Alcoholic liver disease (ALD) is characterized by steatosis, inflammation and fibrosis, which can lead to end stage cirrhosis and multiple complications. Ethanol has very broad biological effects affecting multiple cellular processes. While significant progresses have been made regarding the understanding of the pathogenesis of ethanol induced liver injury, much has yet to be learnt about the cellular defense against the detrimental effects of ethanol. We recently find that macroautophagy is induced by acute ethanol treatment and has significant protective effects against ethanol-induced apoptosis and liver injury. Macroautophagy is an evolutionarily conserved intracellular degradation mechanism involved in diverse biological activities and in the pathogenesis of many diseases. It would thus be important to understand how and why macroautophagy can counteract the toxicity of ethanol in the liver, which could lead to a further understanding of the pathogenesis of ALD, and, more importantly, novel approaches to treat the disease. We have found that ethanol-induced autophagy is characterized by its selectivity toward damaged mitochondria and lipid droplets, but not general proteins. We thus hypothesize that this feature must be related to how autophagy affects ethanol-induced toxicity.

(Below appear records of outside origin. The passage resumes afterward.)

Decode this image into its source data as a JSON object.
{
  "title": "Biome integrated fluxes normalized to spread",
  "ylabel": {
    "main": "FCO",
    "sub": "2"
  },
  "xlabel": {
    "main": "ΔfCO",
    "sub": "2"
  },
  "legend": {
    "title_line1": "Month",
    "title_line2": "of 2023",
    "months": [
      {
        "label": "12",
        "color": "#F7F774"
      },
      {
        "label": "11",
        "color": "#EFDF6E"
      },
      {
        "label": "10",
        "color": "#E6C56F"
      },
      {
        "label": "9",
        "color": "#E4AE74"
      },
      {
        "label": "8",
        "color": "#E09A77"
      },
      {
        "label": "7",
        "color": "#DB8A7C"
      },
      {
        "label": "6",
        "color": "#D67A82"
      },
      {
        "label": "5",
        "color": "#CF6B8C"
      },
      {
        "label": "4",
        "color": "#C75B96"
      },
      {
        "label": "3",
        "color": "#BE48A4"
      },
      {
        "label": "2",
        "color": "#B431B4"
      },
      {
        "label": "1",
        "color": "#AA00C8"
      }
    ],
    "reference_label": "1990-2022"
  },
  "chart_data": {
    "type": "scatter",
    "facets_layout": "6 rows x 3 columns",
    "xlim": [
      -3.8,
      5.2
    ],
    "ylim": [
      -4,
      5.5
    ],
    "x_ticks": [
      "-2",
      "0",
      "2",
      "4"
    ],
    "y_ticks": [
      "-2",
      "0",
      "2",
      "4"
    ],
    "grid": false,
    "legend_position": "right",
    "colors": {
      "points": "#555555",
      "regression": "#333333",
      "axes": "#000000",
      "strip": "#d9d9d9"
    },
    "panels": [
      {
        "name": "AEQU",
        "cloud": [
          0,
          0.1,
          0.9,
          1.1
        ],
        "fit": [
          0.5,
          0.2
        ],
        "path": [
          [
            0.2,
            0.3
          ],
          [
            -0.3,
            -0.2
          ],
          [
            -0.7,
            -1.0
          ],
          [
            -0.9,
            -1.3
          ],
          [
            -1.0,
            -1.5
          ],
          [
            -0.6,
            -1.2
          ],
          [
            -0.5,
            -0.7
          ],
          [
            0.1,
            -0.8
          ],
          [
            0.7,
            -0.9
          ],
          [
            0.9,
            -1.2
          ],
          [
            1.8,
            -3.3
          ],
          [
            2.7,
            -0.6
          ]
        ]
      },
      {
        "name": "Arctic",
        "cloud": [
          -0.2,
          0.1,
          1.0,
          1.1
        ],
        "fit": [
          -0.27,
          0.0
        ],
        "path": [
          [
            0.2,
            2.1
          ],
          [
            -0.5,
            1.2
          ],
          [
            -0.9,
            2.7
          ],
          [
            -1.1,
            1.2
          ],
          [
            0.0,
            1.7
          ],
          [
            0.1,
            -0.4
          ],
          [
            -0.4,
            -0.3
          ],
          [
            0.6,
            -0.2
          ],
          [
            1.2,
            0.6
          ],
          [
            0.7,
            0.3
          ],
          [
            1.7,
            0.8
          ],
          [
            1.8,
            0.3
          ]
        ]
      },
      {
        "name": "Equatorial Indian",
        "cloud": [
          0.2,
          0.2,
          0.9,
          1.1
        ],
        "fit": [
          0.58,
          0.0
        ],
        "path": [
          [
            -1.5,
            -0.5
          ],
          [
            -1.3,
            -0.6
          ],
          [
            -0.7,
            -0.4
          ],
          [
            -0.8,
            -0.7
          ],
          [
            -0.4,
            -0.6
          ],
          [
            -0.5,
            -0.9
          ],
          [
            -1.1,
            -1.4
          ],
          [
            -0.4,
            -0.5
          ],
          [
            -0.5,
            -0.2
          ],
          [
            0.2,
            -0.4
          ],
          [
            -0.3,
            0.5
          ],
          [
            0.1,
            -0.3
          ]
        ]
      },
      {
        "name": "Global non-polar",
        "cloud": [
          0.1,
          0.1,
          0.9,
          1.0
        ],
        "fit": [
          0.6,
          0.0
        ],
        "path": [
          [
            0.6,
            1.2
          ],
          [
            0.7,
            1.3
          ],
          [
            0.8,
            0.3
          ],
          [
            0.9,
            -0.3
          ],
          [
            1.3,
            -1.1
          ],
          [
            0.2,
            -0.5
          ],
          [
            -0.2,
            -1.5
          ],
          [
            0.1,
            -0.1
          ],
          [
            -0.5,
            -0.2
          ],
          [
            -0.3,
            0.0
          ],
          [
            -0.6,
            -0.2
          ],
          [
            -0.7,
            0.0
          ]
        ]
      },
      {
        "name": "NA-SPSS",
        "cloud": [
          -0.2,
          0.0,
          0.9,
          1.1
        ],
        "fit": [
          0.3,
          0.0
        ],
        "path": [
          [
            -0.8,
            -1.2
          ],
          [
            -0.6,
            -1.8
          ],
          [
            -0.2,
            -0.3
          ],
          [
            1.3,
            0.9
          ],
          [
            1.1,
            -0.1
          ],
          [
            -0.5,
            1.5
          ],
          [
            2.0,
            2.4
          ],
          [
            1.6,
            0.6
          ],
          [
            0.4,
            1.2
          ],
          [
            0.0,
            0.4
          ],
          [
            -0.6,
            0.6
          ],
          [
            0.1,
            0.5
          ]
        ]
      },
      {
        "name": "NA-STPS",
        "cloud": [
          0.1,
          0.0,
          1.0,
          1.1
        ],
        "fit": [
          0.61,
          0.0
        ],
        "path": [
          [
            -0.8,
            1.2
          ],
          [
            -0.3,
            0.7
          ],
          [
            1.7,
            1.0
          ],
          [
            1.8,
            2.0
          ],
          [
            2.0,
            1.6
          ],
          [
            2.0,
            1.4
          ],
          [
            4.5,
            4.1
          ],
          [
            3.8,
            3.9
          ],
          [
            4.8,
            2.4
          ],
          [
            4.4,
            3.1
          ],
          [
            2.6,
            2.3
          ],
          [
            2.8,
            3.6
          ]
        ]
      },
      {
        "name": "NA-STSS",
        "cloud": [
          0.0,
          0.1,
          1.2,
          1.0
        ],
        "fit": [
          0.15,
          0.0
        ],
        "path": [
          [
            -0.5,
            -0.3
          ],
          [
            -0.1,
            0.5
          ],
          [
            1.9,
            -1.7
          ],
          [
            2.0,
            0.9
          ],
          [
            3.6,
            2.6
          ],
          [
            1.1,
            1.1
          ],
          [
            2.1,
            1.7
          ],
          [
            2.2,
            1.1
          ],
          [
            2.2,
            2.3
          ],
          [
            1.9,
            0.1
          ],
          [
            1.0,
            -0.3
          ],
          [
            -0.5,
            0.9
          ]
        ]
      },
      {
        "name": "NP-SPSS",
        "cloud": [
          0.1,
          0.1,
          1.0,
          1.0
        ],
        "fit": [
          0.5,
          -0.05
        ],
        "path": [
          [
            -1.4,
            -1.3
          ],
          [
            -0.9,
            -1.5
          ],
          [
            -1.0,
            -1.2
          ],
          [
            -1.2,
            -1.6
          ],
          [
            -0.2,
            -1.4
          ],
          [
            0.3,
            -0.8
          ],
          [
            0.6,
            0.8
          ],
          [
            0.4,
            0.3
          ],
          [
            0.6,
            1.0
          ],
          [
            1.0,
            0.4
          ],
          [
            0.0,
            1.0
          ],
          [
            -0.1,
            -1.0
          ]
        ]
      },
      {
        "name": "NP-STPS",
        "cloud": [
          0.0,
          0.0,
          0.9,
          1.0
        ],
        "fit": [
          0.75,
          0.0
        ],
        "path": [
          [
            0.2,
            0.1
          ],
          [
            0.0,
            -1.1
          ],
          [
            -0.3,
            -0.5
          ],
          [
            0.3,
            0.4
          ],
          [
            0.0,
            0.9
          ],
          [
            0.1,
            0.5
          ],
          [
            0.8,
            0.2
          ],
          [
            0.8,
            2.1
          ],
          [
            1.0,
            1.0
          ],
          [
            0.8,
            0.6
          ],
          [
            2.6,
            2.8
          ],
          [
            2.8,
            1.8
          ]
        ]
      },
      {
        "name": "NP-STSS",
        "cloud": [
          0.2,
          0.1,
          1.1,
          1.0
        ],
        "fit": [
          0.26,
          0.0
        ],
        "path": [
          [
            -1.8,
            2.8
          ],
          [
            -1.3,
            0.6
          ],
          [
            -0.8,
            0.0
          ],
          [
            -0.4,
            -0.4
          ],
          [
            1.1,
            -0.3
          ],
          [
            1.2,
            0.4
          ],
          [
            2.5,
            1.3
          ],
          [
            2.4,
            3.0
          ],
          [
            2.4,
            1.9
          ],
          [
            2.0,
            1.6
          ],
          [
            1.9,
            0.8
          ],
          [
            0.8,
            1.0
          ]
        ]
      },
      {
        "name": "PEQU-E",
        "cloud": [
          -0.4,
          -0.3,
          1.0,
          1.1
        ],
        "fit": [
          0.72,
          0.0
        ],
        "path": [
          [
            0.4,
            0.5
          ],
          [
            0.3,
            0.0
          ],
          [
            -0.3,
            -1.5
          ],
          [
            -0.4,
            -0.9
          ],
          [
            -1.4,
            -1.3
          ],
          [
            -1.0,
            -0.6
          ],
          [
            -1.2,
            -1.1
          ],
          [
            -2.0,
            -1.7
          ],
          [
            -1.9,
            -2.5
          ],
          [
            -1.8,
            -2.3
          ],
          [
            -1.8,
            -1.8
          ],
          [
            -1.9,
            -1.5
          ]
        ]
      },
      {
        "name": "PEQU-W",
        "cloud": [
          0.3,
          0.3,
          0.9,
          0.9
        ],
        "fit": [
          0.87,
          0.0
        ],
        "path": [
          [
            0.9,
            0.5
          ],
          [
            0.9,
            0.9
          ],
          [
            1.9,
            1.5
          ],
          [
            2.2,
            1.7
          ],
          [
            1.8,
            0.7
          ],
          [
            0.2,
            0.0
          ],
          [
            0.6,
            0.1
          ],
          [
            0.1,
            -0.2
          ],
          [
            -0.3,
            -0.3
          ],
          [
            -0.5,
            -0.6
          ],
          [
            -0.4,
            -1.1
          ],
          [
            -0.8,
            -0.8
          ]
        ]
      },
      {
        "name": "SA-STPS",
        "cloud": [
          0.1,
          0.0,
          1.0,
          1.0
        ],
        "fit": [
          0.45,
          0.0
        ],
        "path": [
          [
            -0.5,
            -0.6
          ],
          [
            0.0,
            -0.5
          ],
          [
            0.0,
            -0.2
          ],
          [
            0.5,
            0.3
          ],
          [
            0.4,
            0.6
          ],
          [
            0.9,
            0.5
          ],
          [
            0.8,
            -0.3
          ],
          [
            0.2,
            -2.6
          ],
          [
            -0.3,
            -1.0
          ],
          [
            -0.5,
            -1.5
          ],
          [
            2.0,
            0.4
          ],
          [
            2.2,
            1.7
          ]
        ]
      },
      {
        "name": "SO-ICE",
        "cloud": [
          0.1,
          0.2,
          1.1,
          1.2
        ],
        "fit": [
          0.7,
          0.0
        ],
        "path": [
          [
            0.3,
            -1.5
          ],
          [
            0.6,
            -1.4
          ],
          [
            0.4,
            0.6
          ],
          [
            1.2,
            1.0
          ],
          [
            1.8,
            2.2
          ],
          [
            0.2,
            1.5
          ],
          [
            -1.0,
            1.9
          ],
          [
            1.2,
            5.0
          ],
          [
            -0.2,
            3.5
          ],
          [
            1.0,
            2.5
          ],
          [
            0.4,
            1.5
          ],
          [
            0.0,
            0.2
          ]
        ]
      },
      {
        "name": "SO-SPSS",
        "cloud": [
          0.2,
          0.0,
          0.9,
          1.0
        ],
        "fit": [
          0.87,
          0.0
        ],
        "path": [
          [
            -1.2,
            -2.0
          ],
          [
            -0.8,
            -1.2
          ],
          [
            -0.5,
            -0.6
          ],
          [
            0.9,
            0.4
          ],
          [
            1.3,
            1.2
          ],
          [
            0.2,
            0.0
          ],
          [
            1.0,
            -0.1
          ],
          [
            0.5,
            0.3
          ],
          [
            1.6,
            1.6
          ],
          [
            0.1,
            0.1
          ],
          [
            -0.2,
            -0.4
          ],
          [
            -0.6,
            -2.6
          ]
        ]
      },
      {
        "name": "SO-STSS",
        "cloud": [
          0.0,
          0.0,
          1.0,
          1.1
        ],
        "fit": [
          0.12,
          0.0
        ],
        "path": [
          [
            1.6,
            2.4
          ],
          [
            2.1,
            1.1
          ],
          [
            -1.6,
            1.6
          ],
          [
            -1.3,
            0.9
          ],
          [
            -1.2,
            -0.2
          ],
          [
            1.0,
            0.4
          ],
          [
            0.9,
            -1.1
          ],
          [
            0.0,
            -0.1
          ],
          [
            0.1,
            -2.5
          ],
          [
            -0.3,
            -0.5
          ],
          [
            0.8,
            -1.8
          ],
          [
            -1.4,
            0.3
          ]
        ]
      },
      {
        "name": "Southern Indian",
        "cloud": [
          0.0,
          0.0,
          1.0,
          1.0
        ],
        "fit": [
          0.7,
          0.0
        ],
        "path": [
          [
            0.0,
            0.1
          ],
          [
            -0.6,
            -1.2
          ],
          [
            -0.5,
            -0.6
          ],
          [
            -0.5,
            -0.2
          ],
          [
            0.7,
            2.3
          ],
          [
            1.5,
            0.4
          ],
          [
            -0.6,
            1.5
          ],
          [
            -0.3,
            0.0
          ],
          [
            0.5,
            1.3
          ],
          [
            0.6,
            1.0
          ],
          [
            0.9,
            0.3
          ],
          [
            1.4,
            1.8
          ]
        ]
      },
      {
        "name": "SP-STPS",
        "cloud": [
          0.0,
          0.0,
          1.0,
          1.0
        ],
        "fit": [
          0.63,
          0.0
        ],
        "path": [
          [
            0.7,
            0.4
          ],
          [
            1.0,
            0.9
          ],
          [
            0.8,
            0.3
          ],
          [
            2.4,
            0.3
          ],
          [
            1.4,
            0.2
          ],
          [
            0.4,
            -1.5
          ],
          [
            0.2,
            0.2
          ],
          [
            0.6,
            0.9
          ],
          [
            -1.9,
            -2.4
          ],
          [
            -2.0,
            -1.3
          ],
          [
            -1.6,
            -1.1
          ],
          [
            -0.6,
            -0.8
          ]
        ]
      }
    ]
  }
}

Aim 1 of this project will investigate the mechanisms involved in the recognition of the damaged mitochondria and lipid droplets by the autophagosome in the ethanol conditions, and the dynamics of autophagy during a prolonged ethanol treatment to determine whether and how the function of autophagy may change during this course, thus providing important information for forge a possible therapeutic strategy to enhancing autophagy function.
Aim 2 of this project will examine the hypothesis that autophagy reduces ethanol-induced cell death and liver injury by removing damaged mitochondria and reducing total cellular lipid content, culminating in decreased ROS generation, lipid peroxidation, and ER stress. We anticipate that this study will result in important and systemic findings of how autophagy may function in ethanol-induced pathogenesis. The subject of whether and how autophagy may affect the progression of ALD is novel, critical, but insufficiently studied, despite the wide recognition of the importance of both the disease (ALD) and the mechanism (autophagy in the liver). This project could thus yield important information for the development of a novel approach toward the treatment of ALD.
Alcohol liver disease (ALD) is a serious world wild health concern with very limited options of treatment. We have recently discovered that a novel cellular defensive mechanism, called autophagy, can protect against acute ethanol-induced liver injury and hepatocyte death possibly by regulating mitochondria and lipid homeostasis in hepatocytes, which constitutes the base of this proposal.